Denying the ethnic identity of Turkish Minority in Western Thrace
One of the most common problems the minority is facing is the denial of the ethnic identity.
The main justification is that the Treaty of Lausanne refers to a religious minority but not an ethnic. However, being a religious minority does not prevent society to be identified ethnically. For example, according to the population exchange in 1923 made between Turkey and Greece, it is clear that the to minorities (of Greece and Turkey) were defined as Greeks and Turks. Another point is that the minorities are given établis document, which refers to their ethnical identities.
When we look back to the 50s we can obviously see that the minority was identified as Turk by the Greek State. Hence, it was so common to see schools written ‘Turkish School’ on their boards.

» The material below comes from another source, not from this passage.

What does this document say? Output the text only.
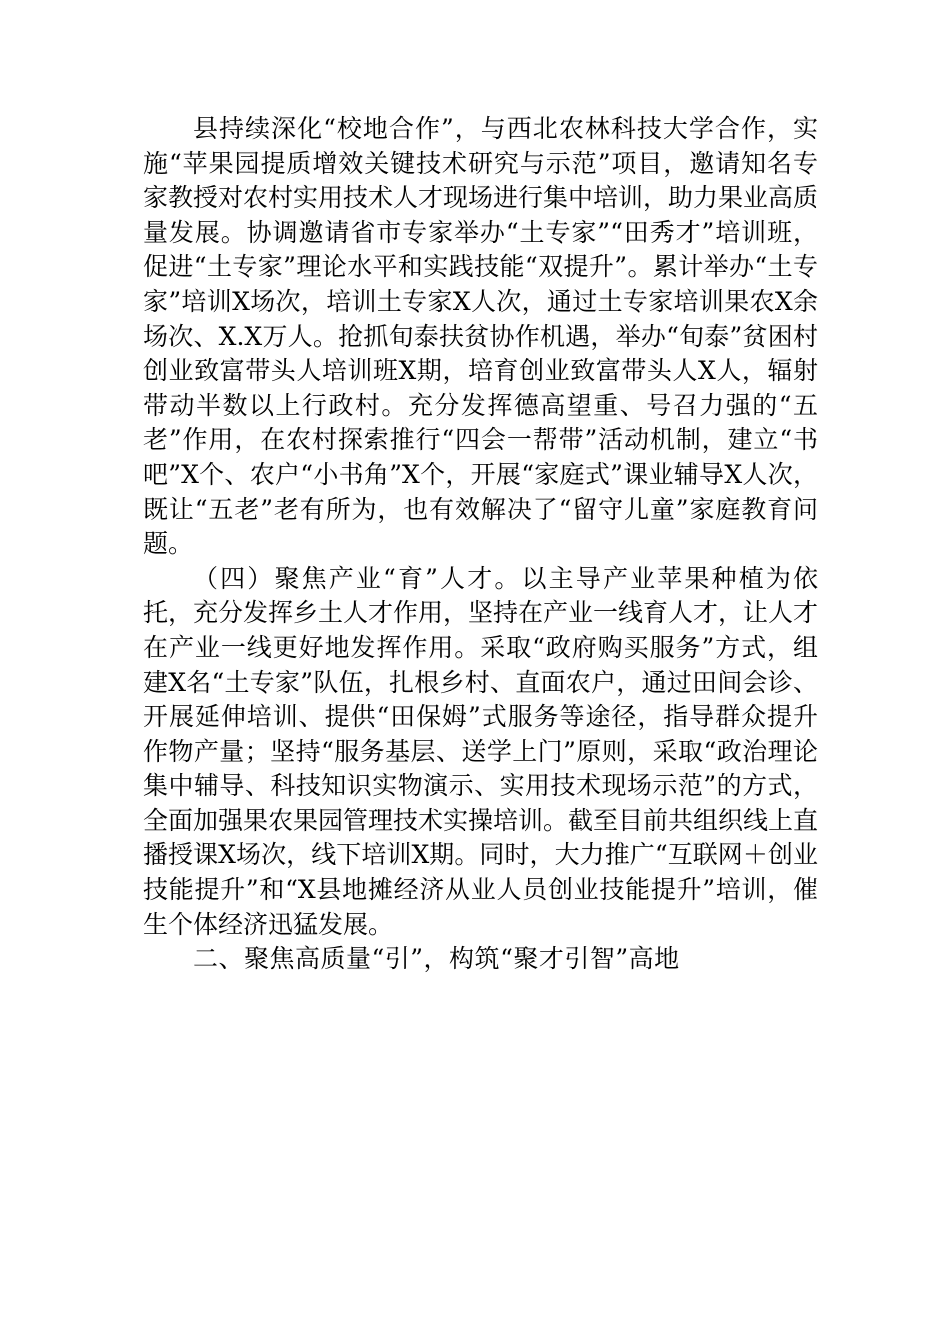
县持续深化“校地合作”，与西北农林科技大学合作，实施“苹果园提质增效关键技术研究与示范”项目，邀请知名专家教授对农村实用技术人才现场进行集中培训，助力果业高质量发展。协调邀请省市专家举办“土专家”“田秀才”培训班，促进“土专家”理论水平和实践技能“双提升”。累计举办“土专家”培训X场次，培训土专家X人次，通过土专家培训果农X余场次、X.X万人。抢抓旬泰扶贫协作机遇，举办“旬泰”贫困村创业致富带头人培训班X期，培育创业致富带头人X人，辐射带动半数以上行政村。充分发挥德高望重、号召力强的“五老”作用，在农村探索推行“四会一帮带”活动机制，建立“书吧”X个、农户“小书角”X个，开展“家庭式”课业辅导X人次，既让“五老”老有所为，也有效解决了“留守儿童”家庭教育问题。

（四）聚焦产业“育”人才。以主导产业苹果种植为依托，充分发挥乡土人才作用，坚持在产业一线育人才，让人才在产业一线更好地发挥作用。采取“政府购买服务”方式，组建X名“土专家”队伍，扎根乡村、直面农户，通过田间会诊、开展延伸培训、提供“田保姆”式服务等途径，指导群众提升作物产量；坚持“服务基层、送学上门”原则，采取“政治理论集中辅导、科技知识实物演示、实用技术现场示范”的方式，全面加强果农果园管理技术实操培训。截至目前共组织线上直播授课X场次，线下培训X期。同时，大力推广“互联网＋创业技能提升”和“X县地摊经济从业人员创业技能提升”培训，催生个体经济迅猛发展。

二、聚焦高质量“引”，构筑“聚才引智”高地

After the coup between 1967-74, the minority has faced some transformations, especially with their ethnical identity. That was the time when the state first started to define the minority with their religious identity and deny their ethnical identity. As stated before that it was common to see schools with titles written ‘Turkish School’ on them, it was also banned to use the adjective ‘Turk or Turkish’ on the boards, not only on the schools but also on the associations and other institutions.
The minority brought the cases before the European Court of Human Rights (ECtHR). The ECtHR passed three judgments that bannings of using adjectives ‘Turkish or Turk’ in their titles are discriminatory. As a result, the state was sentenced to pay compensation to the institutions however there is no compensation received yet.
To sum up, The Greek state keeps its attitude on denying the Turkish identity and the institutions titled with the adjective ‘Turk or Turkish’ despite the sentence of the ECtHR and the warnings of Council of Europe Committee of Ministers.